DATASET_PATH=<your HF dataset path here>
python3 add_hyperlink_signal.py --dataset_path ${DATASET_PATH}

Deduplication

We use SemDeDup to mark duplicated problems. Just like the rule-based signals, this requires only a single input variable, dataset_path. The script, by default, uses a similarity threshold of 0.5, but that can easily be adjusted by adding/removing values from the EPSILONS variable.

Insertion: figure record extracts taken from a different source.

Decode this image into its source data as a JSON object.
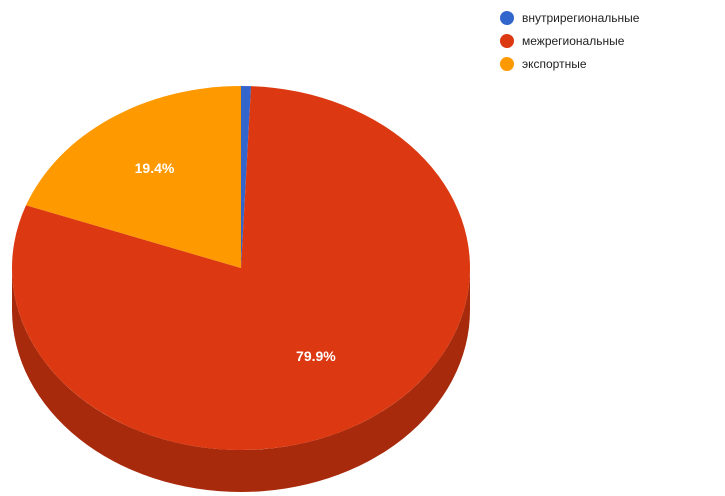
{
  "chart_data": {
    "type": "pie",
    "variant": "3d",
    "title": "",
    "categories": [
      "внутрирегиональные",
      "межрегиональные",
      "экспортные"
    ],
    "values": [
      0.7,
      79.9,
      19.4
    ],
    "value_labels": [
      "",
      "79.9%",
      "19.4%"
    ],
    "colors": [
      "#3366cc",
      "#dc3912",
      "#ff9900"
    ],
    "shadow_colors": [
      "#2a55aa",
      "#a82a0c",
      "#c77700"
    ],
    "legend_position": "top-right",
    "start_angle_deg": 0,
    "direction": "clockwise"
  }
}
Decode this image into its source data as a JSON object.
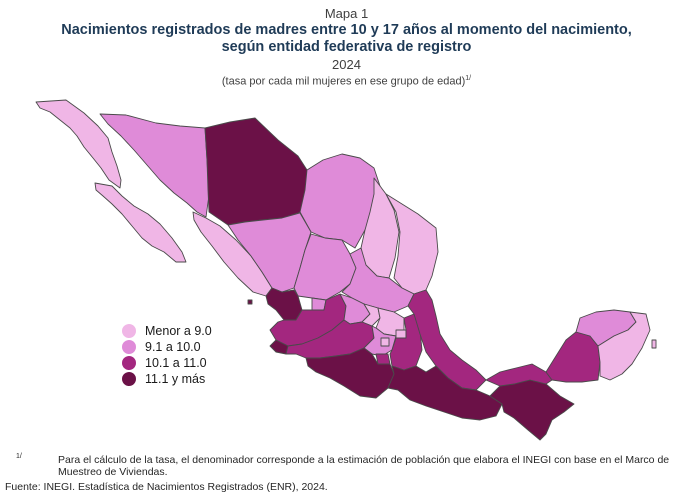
{
  "header": {
    "label": "Mapa 1",
    "title": "Nacimientos registrados de madres entre 10 y 17 años al momento del nacimiento, según entidad federativa de registro",
    "year": "2024",
    "unit": "(tasa por cada mil mujeres en ese grupo de edad)",
    "unit_note_mark": "1/"
  },
  "legend": {
    "items": [
      {
        "label": "Menor a 9.0",
        "color": "#f0b6e6"
      },
      {
        "label": "9.1 a 10.0",
        "color": "#df8bd8"
      },
      {
        "label": "10.1 a 11.0",
        "color": "#a3277f"
      },
      {
        "label": "11.1 y más",
        "color": "#6b1147"
      }
    ]
  },
  "map": {
    "border_color": "#4a4a4a",
    "regions": [
      {
        "name": "Baja California",
        "class": "Menor a 9.0"
      },
      {
        "name": "Baja California Sur",
        "class": "Menor a 9.0"
      },
      {
        "name": "Sonora",
        "class": "9.1 a 10.0"
      },
      {
        "name": "Chihuahua",
        "class": "11.1 y más"
      },
      {
        "name": "Coahuila",
        "class": "9.1 a 10.0"
      },
      {
        "name": "Nuevo León",
        "class": "Menor a 9.0"
      },
      {
        "name": "Tamaulipas",
        "class": "Menor a 9.0"
      },
      {
        "name": "Sinaloa",
        "class": "Menor a 9.0"
      },
      {
        "name": "Durango",
        "class": "9.1 a 10.0"
      },
      {
        "name": "Nayarit",
        "class": "11.1 y más"
      },
      {
        "name": "Jalisco",
        "class": "10.1 a 11.0"
      },
      {
        "name": "Michoacán",
        "class": "10.1 a 11.0"
      },
      {
        "name": "Guerrero",
        "class": "11.1 y más"
      },
      {
        "name": "Oaxaca",
        "class": "11.1 y más"
      },
      {
        "name": "Chiapas",
        "class": "11.1 y más"
      },
      {
        "name": "Veracruz",
        "class": "10.1 a 11.0"
      },
      {
        "name": "Tabasco",
        "class": "10.1 a 11.0"
      },
      {
        "name": "Campeche",
        "class": "10.1 a 11.0"
      },
      {
        "name": "Yucatán",
        "class": "9.1 a 10.0"
      },
      {
        "name": "Quintana Roo",
        "class": "Menor a 9.0"
      },
      {
        "name": "Puebla",
        "class": "10.1 a 11.0"
      },
      {
        "name": "Zacatecas",
        "class": "9.1 a 10.0"
      },
      {
        "name": "San Luis Potosí",
        "class": "9.1 a 10.0"
      },
      {
        "name": "Guanajuato",
        "class": "9.1 a 10.0"
      },
      {
        "name": "Querétaro",
        "class": "Menor a 9.0"
      },
      {
        "name": "Hidalgo",
        "class": "Menor a 9.0"
      },
      {
        "name": "Colima",
        "class": "11.1 y más"
      },
      {
        "name": "Ciudad de México",
        "class": "Menor a 9.0"
      }
    ]
  },
  "footnote": {
    "mark": "1/",
    "text": "Para el cálculo de la tasa, el denominador corresponde a la estimación de población que elabora el INEGI con base en el Marco de Muestreo de Viviendas."
  },
  "source": {
    "text": "Fuente: INEGI. Estadística de Nacimientos Registrados (ENR), 2024."
  }
}
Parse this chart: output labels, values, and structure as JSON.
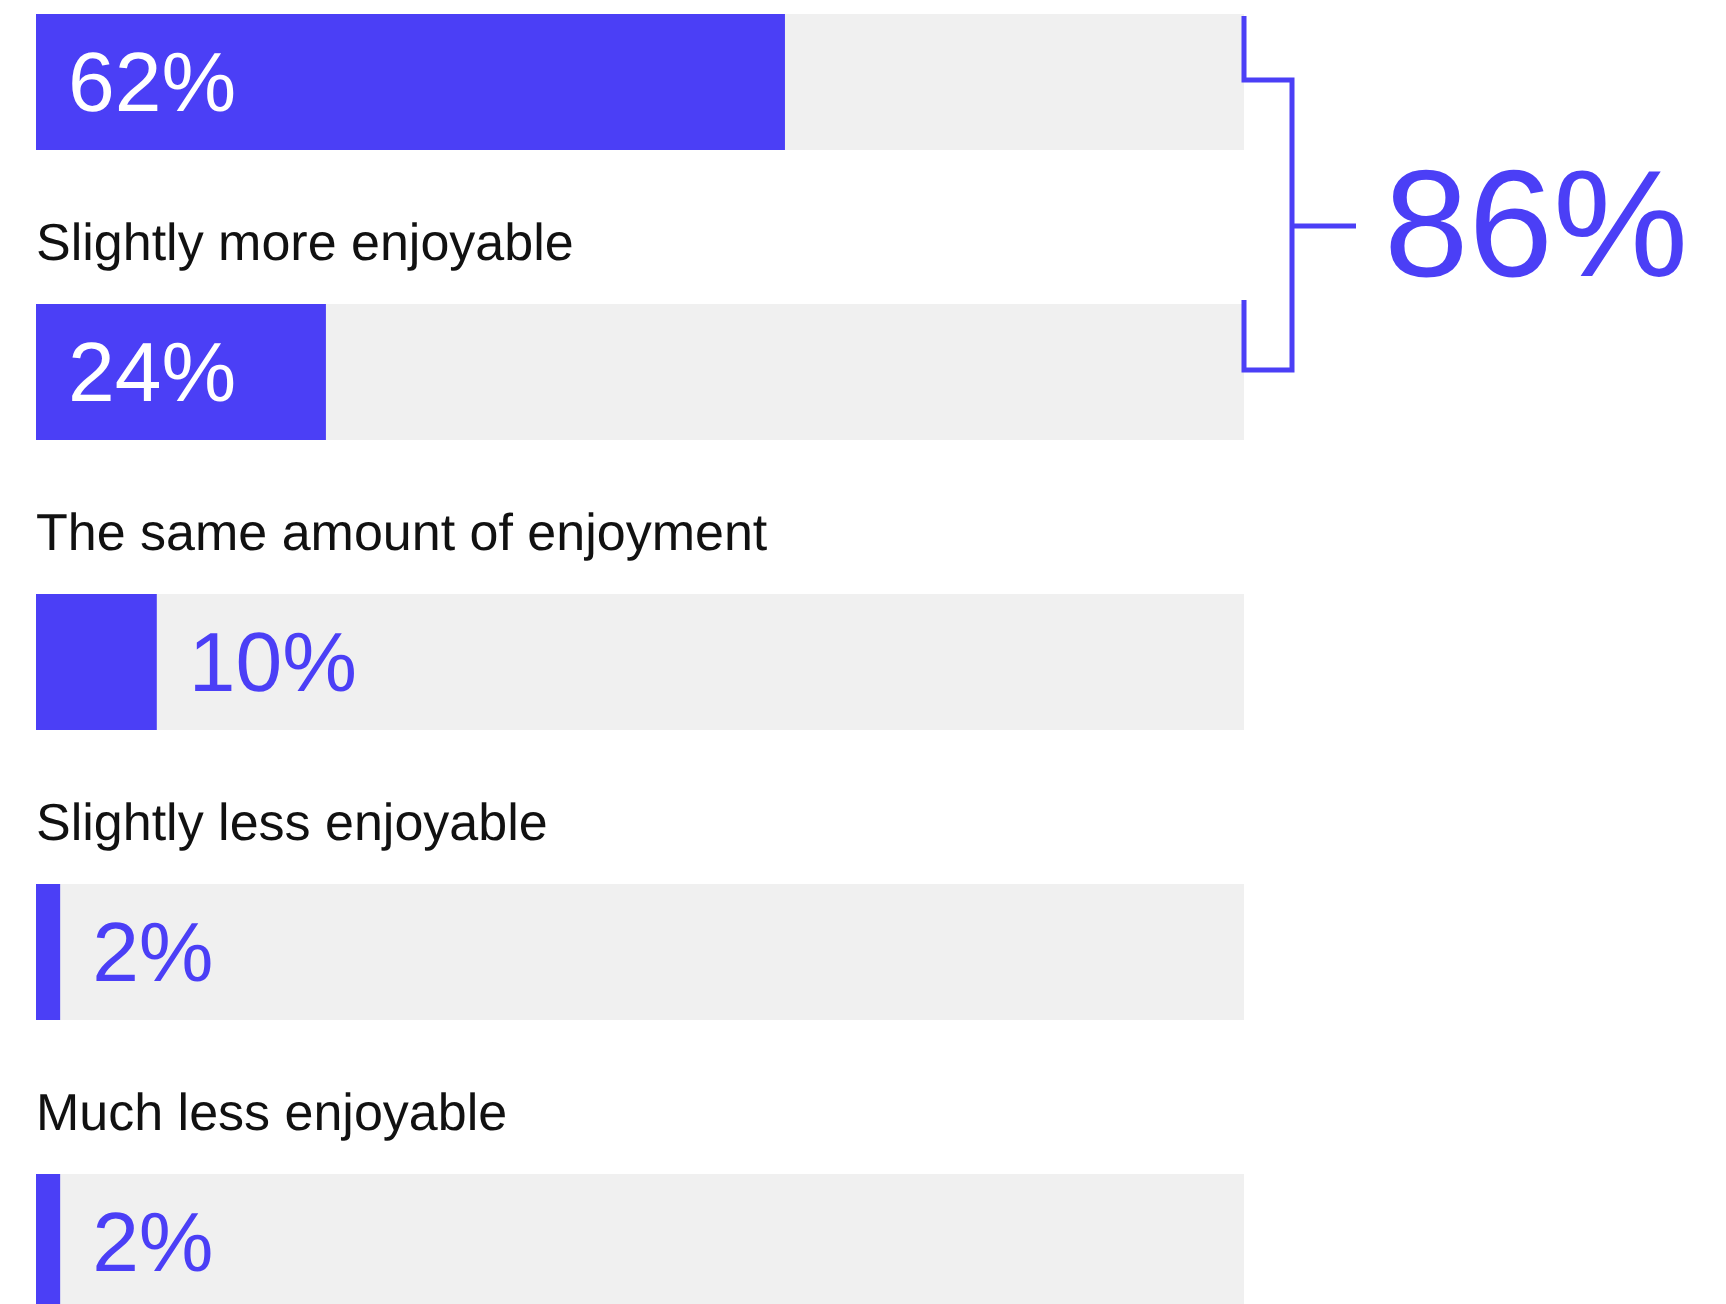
{
  "chart_data": {
    "type": "bar",
    "orientation": "horizontal",
    "categories": [
      null,
      "Slightly more enjoyable",
      "The same amount of enjoyment",
      "Slightly less enjoyable",
      "Much less enjoyable"
    ],
    "values": [
      62,
      24,
      10,
      2,
      2
    ],
    "value_labels": [
      "62%",
      "24%",
      "10%",
      "2%",
      "2%"
    ],
    "color": "#4b3ff6",
    "xlim": [
      0,
      100
    ],
    "tick_labels": false,
    "annotations": [
      "86%"
    ]
  }
}
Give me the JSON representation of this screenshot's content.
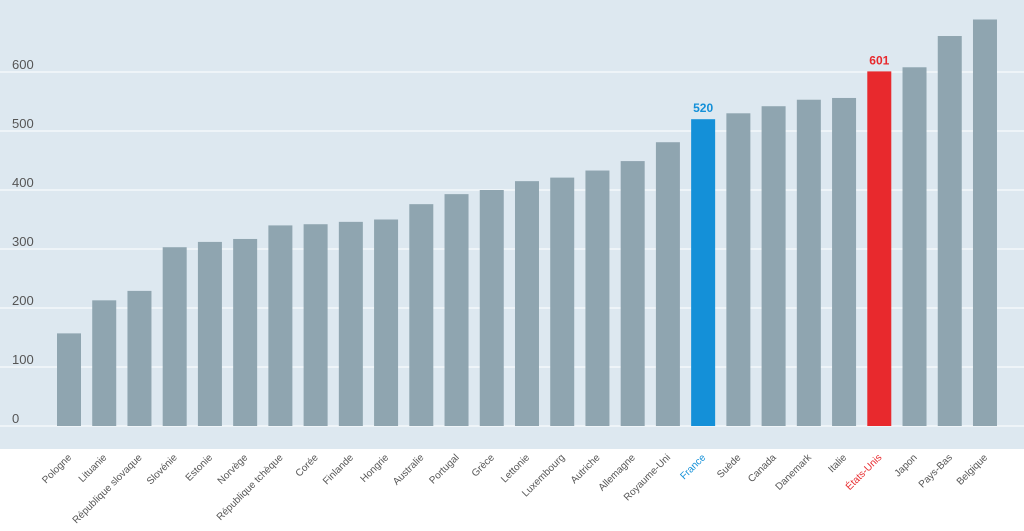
{
  "chart_data": {
    "type": "bar",
    "categories": [
      "Pologne",
      "Lituanie",
      "République slovaque",
      "Slovénie",
      "Estonie",
      "Norvège",
      "République tchèque",
      "Corée",
      "Finlande",
      "Hongrie",
      "Australie",
      "Portugal",
      "Grèce",
      "Lettonie",
      "Luxembourg",
      "Autriche",
      "Allemagne",
      "Royaume-Uni",
      "France",
      "Suède",
      "Canada",
      "Danemark",
      "Italie",
      "États-Unis",
      "Japon",
      "Pays-Bas",
      "Belgique"
    ],
    "values": [
      157,
      213,
      229,
      303,
      312,
      317,
      340,
      342,
      346,
      350,
      376,
      393,
      400,
      415,
      421,
      433,
      449,
      481,
      520,
      530,
      542,
      553,
      556,
      601,
      608,
      661,
      689
    ],
    "title": "",
    "xlabel": "",
    "ylabel": "",
    "ylim": [
      -20,
      700
    ],
    "yticks": [
      0,
      100,
      200,
      300,
      400,
      500,
      600
    ],
    "grid": true,
    "legend": "none",
    "colors": {
      "background": "#dde8f0",
      "bar": "#8fa5b0",
      "grid": "#ffffff",
      "highlight_france": "#1490d8",
      "highlight_usa": "#e8292d"
    },
    "highlights": [
      {
        "category": "France",
        "color": "#1490d8",
        "label": "520"
      },
      {
        "category": "États-Unis",
        "color": "#e8292d",
        "label": "601"
      }
    ]
  }
}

DATASET_PATH=<your HF dataset path here>
python3 add_semdedup_signal.py --dataset_path ${DATASET_PATH}

Model-based signals

The model-based signals are all included in a single file for efficiency when running multiple filters. Our scripts make use of SGLang for fast inference.

Model-based signals require a bit more specification than rule-based signals. Here, we need to specify:

model_name: The name of a local or HF model
output_model_name: The name of model you want to use in the signal's column name. For example, the below code uses --output_model_name "llama3-70b" and will add the multiple choice signal in a new column: "multiple_choice_llama3-70b"
dataset_name: A path to HF or local dataset
dataset_name_outputs: Optional - The path to save the updated dataset to. Will save to dataset_name when not specified
save_folder: Local directory to save intermediate outputs to
save_name: The name of the file to save intermediate outputs to
tp: tensor parallelism
Signal options: --multiple_choice, --proof, --yes_no, --true_false, --multiple_part

The below example runs all model-based signals using Llama-3.1-70B:

OUTPUT_DATASET_NAME=<your dataset name here>

python3 model_based_filters.py \
    --model_name "meta-llama/Meta-Llama-3.1-70B-Instruct"\
    --output_model_name "llama3-70b"\
    --dataset_name "SynthLabsAI/Big-Math-RL-Verified"\
    --dataset_name_outputs "${OUTPUT_DATASET_NAME}"\
    --save_folder "signal_outputs"\
    --save_name "model_based_signals"\
    --tp 8\
    --multiple_choice\
    --proof\
    --yes_no\
    --true_false\
    --multiple_part\
    > model_based_signal_outputs.txt 2>&1

Solve rate

See rollouts_based_signals/example_solve_rate_script.sh for example usage.